Senior U.S. and Israeli officials landed in the United Arab Emirates on Monday on a historic trip to finalise a pact marking open relations between Israel and the Gulf state, and they told Palestinians it was now time for them to negotiate peace.
White House senior adviser Jared Kushner also said on arrival that Washington could help maintain Israel's military edge while advancing its ties to the UAE, the Arab world's second largest economy and a regional power.
Announced on Aug. 13, the normalisation deal is the first such accommodation between an Arab country and Israel in more than 20 years and was forged largely through shared fears of Iran.

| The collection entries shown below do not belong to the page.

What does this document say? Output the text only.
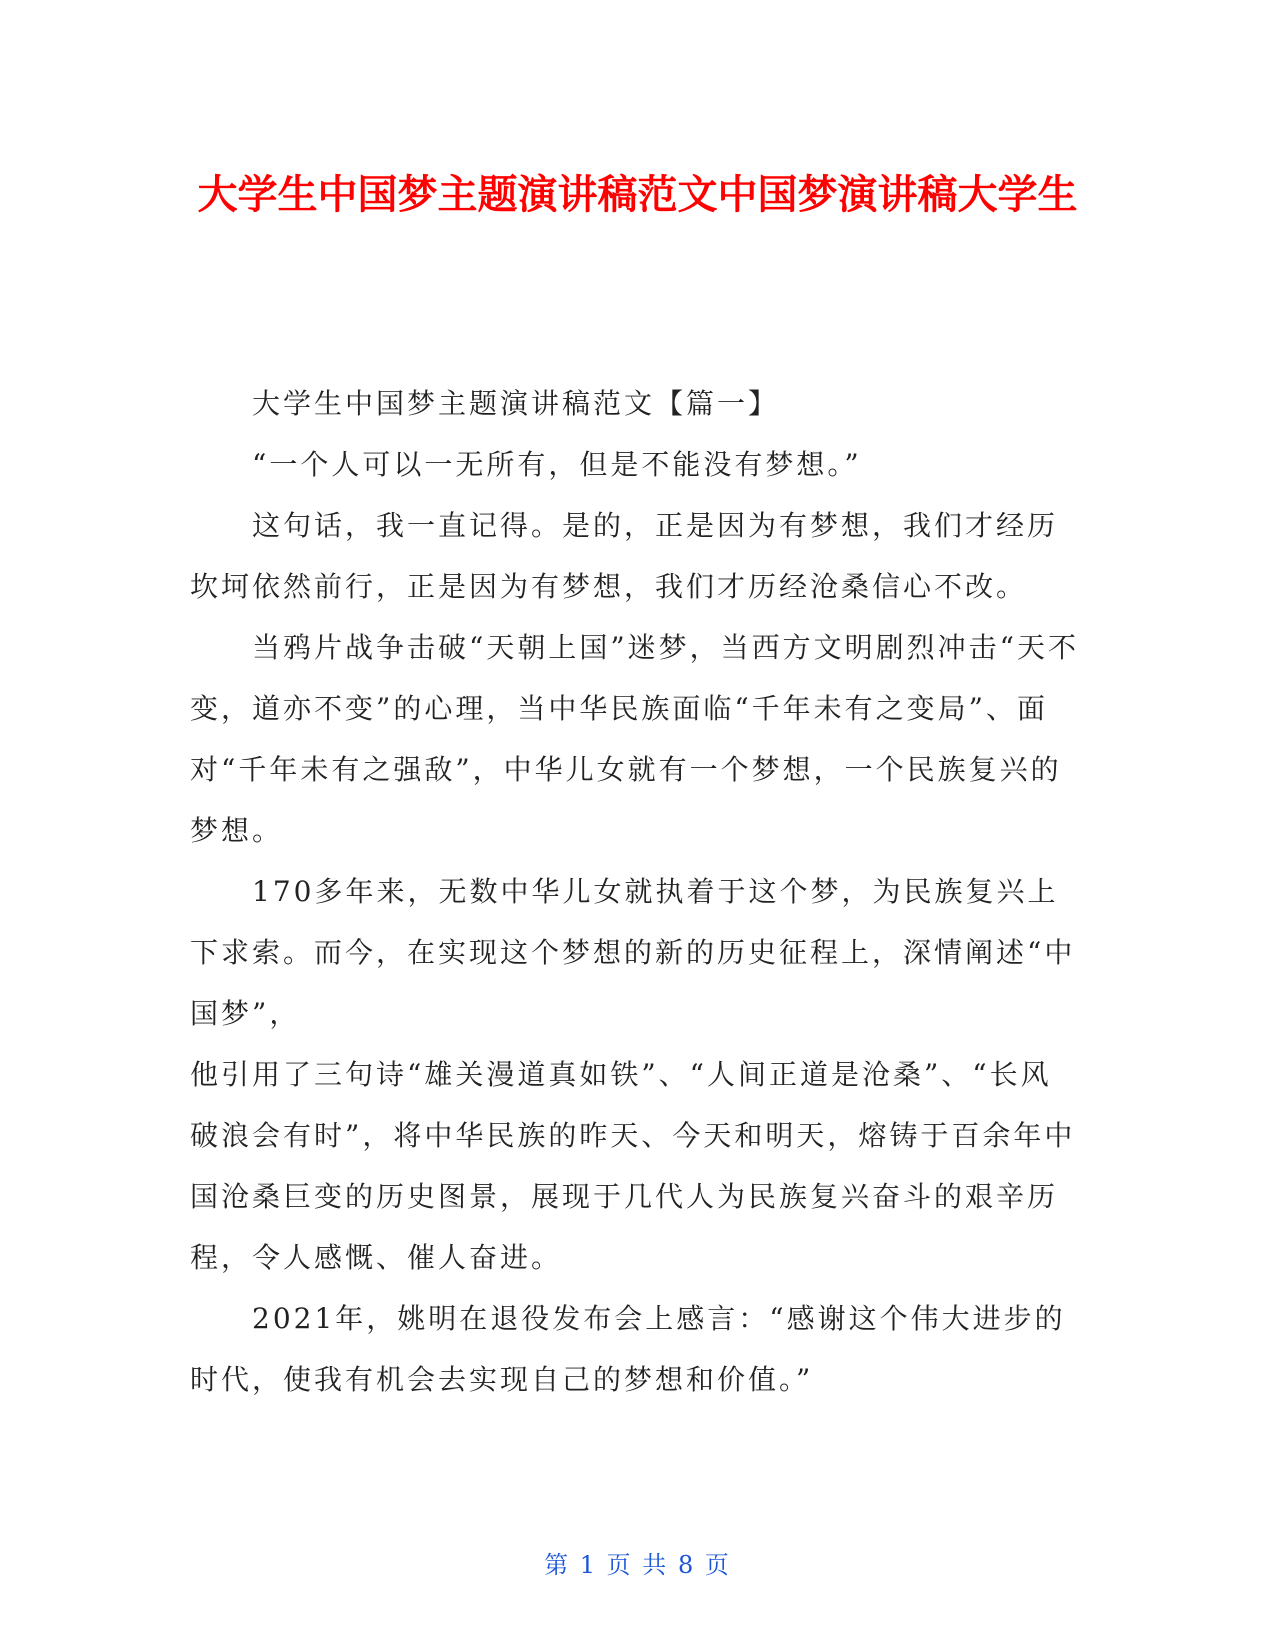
大学生中国梦主题演讲稿范文中国梦演讲稿大学生

大学生中国梦主题演讲稿范文【篇一】

“一个人可以一无所有，但是不能没有梦想。”

这句话，我一直记得。是的，正是因为有梦想，我们才经历坎坷依然前行，正是因为有梦想，我们才历经沧桑信心不改。

当鸦片战争击破“天朝上国”迷梦，当西方文明剧烈冲击“天不变，道亦不变”的心理，当中华民族面临“千年未有之变局”、面对“千年未有之强敌”，中华儿女就有一个梦想，一个民族复兴的梦想。

170多年来，无数中华儿女就执着于这个梦，为民族复兴上下求索。而今，在实现这个梦想的新的历史征程上，深情阐述“中国梦”，

他引用了三句诗“雄关漫道真如铁”、“人间正道是沧桑”、“长风破浪会有时”，将中华民族的昨天、今天和明天，熔铸于百余年中国沧桑巨变的历史图景，展现于几代人为民族复兴奋斗的艰辛历程，令人感慨、催人奋进。

2021年，姚明在退役发布会上感言：“感谢这个伟大进步的时代，使我有机会去实现自己的梦想和价值。”

第 1 页 共 8 页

Palestinians were dismayed by the UAE's move, seeing it as a betrayal that would weaken a long-standing pan-Arab position which calls for Israeli withdrawal from occupied territory and acceptance of Palestinian statehood in return for normal relations with Arab countries.

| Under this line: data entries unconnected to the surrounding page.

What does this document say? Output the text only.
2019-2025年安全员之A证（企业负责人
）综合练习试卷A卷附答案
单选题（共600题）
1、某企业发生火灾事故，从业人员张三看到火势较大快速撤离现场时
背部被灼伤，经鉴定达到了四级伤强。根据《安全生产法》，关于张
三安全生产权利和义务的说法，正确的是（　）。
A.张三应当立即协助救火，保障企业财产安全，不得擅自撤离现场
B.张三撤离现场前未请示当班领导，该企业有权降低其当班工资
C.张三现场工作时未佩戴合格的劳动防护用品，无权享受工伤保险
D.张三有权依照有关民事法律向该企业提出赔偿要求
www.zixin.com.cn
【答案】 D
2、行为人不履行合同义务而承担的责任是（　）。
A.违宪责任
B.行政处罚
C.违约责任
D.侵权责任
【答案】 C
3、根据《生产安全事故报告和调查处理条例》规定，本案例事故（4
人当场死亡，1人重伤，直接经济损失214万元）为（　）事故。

Kushner said Palestinians should not be "stuck in the past".
"They have to come to the table. Peace will be ready for them, an opportunity will be ready for them as soon as they are ready to embrace it," said Kushner, part of a U.S. delegation that accompanied Israeli officials on the first official Israeli flight from Tel Aviv to the UAE.
Kushner and U.S. national security adviser Robert O'Brien headed the U.S. delegation on the two-day visit. The Israeli team was led by O'Brien's counterpart, Meir Ben-Shabbat.
Israel and the United Arab Emirates will discuss economic, scientific, trade and cultural cooperation on the visit. Direct flights between the two countries will also be on the agenda, an Israeli Foreign Ministry spokesman told al Arabiya television after landing in Abu Dhabi.
"That's what peace for peace looks like," Israeli Prime Minister Benjamin Netanyahu tweeted, describing a deal for formal ties with an Arab state that does not entail handover of land that Israel captured in the 1967 Middle East war.
At a news conference in Jerusalem late on Monday, Netanyahu said: "It will be a warm peace because it will be based on cooperation in the realm of economics, with an entrepreneurial economy like ours, with vast economic capabilities, with big money looking for investment channels."